Notes from Windward: #66
End of July Progress report
shade cloth, door, shelves and more
Once the new entrance had walls and a roof, it was time to install a door. In keeping with our goal of re-using as many things as we can when working on sustainability projects, we refinished and installed a door that I was able to salvage as it was on its way to the dump. It's more work to build to fit and Sarah put a good deal of time in on scraping off the old paint and applying new, but the result is a good, solid mahogany door that swings smoothly, latches securely and is definitely peacock proof.
the entrace gets a door
Vermadise is a passive design structure, so instead of using energy consuming fans for cooling, we went another way by installing a special slotted track to secure the plastic covering that keeps in the heat during most of the year. The track allows us to easily disengage the plastic and roll it back out of the way without damaging it. That way, as soon as the heat of summer is past, we can unroll the plastic back over the frames, snap it back into the track, and we're ready for cold weather.
Sarah and Virgil roll the plastic cover back out of the way
During the summer we have to strike a balance between keeping the plants growing, and keeping the rabbits and earthworms from getting too hot. We do that by covering Vermadise with shade cloth. This keeps out part of the sunlight, but lets enough through so that the plants keep growing, and there's no heat buildup because the hot air rises up through the shade cloth.

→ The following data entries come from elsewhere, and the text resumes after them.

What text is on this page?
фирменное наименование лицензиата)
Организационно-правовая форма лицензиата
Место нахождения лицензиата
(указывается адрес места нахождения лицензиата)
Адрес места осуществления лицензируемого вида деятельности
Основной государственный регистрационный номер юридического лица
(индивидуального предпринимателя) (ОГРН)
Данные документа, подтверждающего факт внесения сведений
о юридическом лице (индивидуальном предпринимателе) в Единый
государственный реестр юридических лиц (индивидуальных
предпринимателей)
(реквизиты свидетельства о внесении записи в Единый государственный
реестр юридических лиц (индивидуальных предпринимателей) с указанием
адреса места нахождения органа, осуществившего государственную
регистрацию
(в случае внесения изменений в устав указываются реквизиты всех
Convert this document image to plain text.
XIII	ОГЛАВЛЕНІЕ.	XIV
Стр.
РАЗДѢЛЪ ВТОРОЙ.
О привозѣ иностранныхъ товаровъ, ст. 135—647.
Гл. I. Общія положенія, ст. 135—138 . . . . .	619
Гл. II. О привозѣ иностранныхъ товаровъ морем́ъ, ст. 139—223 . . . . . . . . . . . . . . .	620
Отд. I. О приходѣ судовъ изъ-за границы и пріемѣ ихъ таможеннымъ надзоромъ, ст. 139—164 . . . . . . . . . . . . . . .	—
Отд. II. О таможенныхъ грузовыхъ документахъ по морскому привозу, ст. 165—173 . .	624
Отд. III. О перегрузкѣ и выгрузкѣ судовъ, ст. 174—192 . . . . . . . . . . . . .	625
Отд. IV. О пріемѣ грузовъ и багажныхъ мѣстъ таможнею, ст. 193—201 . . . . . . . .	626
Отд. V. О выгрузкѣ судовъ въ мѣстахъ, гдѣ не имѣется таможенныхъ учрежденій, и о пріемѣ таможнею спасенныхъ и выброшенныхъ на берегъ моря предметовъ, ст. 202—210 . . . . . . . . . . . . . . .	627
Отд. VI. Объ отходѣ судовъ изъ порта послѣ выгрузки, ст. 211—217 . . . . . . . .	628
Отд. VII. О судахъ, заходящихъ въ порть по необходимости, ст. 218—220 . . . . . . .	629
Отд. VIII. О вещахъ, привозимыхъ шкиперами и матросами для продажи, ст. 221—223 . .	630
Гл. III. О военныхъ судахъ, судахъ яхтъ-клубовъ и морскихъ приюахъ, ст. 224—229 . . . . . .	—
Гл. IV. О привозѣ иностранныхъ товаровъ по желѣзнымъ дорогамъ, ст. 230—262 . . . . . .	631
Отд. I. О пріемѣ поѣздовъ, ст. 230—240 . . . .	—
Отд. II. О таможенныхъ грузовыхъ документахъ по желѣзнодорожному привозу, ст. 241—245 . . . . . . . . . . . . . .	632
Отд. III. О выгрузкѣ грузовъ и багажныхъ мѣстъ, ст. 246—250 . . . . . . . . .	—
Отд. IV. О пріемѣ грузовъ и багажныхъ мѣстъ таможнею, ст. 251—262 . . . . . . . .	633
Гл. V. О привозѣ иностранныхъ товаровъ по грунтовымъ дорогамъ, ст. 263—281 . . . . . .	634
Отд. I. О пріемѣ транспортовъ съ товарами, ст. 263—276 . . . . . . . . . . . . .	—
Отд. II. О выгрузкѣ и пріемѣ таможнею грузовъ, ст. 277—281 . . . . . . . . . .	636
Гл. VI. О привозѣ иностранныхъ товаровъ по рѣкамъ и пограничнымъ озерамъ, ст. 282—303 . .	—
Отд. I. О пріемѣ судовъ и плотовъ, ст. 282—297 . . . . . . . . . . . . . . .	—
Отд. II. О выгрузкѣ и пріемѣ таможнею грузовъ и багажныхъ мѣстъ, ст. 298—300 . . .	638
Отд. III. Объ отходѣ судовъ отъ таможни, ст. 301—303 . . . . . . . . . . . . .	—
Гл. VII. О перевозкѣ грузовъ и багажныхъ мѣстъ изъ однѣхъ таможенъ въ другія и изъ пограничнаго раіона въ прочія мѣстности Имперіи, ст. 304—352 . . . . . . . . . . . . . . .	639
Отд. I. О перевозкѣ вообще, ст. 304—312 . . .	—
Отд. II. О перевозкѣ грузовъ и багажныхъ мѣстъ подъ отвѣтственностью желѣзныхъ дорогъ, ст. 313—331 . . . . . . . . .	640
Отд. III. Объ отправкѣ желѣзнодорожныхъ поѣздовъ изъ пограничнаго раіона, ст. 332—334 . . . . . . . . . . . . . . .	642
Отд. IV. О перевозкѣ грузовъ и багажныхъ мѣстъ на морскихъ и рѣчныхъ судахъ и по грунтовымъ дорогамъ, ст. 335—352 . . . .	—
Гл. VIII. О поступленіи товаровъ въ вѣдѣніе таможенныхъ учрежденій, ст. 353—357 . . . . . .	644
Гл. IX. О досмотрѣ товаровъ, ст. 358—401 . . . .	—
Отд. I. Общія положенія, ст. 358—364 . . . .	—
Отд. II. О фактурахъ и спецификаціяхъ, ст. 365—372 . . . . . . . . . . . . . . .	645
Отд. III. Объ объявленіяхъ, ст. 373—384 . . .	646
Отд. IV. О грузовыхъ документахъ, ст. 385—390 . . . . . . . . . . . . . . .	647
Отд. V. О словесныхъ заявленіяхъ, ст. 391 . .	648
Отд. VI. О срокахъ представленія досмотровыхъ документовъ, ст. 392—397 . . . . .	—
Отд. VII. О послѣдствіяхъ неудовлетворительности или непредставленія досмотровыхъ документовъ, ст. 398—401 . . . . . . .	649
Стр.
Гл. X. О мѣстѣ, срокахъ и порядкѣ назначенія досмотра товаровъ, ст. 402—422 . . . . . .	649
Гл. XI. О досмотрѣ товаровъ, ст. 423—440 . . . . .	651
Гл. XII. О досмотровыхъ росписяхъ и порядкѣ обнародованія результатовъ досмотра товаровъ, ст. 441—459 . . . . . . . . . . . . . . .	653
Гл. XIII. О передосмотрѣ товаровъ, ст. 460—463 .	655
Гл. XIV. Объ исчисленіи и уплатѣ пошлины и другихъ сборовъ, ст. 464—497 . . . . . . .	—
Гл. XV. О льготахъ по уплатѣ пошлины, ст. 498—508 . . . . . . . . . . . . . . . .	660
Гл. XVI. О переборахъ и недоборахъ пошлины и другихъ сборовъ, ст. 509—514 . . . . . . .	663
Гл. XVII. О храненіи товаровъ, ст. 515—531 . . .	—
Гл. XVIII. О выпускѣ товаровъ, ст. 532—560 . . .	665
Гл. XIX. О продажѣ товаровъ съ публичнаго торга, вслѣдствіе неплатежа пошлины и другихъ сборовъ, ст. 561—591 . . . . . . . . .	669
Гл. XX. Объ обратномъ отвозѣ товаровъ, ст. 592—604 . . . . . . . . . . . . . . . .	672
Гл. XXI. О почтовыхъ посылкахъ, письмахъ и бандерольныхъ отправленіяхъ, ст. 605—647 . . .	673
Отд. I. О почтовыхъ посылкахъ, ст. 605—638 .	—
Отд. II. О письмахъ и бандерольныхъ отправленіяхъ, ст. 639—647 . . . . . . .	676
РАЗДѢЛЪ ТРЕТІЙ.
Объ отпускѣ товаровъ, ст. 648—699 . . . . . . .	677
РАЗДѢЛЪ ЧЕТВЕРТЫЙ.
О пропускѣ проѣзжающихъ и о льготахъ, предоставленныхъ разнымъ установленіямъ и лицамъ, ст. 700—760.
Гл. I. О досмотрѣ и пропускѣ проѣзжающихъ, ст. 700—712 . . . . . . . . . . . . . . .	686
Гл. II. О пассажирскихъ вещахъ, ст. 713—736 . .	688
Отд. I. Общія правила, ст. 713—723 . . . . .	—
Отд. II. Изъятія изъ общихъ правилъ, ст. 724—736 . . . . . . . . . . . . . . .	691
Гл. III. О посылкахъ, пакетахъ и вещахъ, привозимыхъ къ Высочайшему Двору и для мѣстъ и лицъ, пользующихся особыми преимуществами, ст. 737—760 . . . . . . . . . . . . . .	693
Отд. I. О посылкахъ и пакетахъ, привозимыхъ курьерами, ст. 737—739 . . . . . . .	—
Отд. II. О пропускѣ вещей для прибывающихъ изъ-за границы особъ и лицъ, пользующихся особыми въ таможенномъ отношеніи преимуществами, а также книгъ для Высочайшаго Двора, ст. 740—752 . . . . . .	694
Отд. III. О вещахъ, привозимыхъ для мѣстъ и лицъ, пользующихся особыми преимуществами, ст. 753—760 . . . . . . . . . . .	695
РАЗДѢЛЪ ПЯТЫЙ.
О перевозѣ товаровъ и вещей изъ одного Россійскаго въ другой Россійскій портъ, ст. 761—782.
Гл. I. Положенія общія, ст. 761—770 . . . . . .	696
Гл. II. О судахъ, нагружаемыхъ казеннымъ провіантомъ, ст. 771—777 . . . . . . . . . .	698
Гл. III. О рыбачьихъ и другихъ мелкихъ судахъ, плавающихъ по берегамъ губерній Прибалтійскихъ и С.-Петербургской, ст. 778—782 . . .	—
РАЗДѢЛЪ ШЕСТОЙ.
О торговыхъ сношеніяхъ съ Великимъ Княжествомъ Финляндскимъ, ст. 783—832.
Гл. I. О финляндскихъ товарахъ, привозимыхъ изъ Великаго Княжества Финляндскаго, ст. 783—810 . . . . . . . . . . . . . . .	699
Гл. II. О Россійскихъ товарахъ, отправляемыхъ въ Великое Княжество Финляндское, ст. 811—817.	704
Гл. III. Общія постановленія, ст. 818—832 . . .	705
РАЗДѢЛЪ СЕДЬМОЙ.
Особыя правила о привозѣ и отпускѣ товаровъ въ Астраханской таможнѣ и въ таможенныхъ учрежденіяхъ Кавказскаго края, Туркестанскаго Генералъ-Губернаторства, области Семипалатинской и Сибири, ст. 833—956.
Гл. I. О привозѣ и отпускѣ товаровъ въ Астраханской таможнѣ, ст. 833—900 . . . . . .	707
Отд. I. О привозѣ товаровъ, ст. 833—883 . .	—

Jacki and Virgil finish attaching the shade cloth
This summer we're experimenting with summering a variety of plants in Vermadise ranging from your standards such as tomatoes to the more unusual varieties such as bok choy and okra. These are being grown in containers on grates over the earthworms; that way water from the plants drips down and keeps the earthworm beds moist -- in effect, using the water twice. This is one of the ways that Vermadise is addressing the challenge of growing vegetables using less water than traditional gardening techniques.
growing a variety of vegetables in containers over the worms
In another corner of Vermadise, Virgil has been assembling the part needed for our micro-aquaponics unit. The purpose of this unit will be to provide us with experience at getting the nutrients balanced, maintaining the pH and the simple mechanics of getting the water cycling correctly.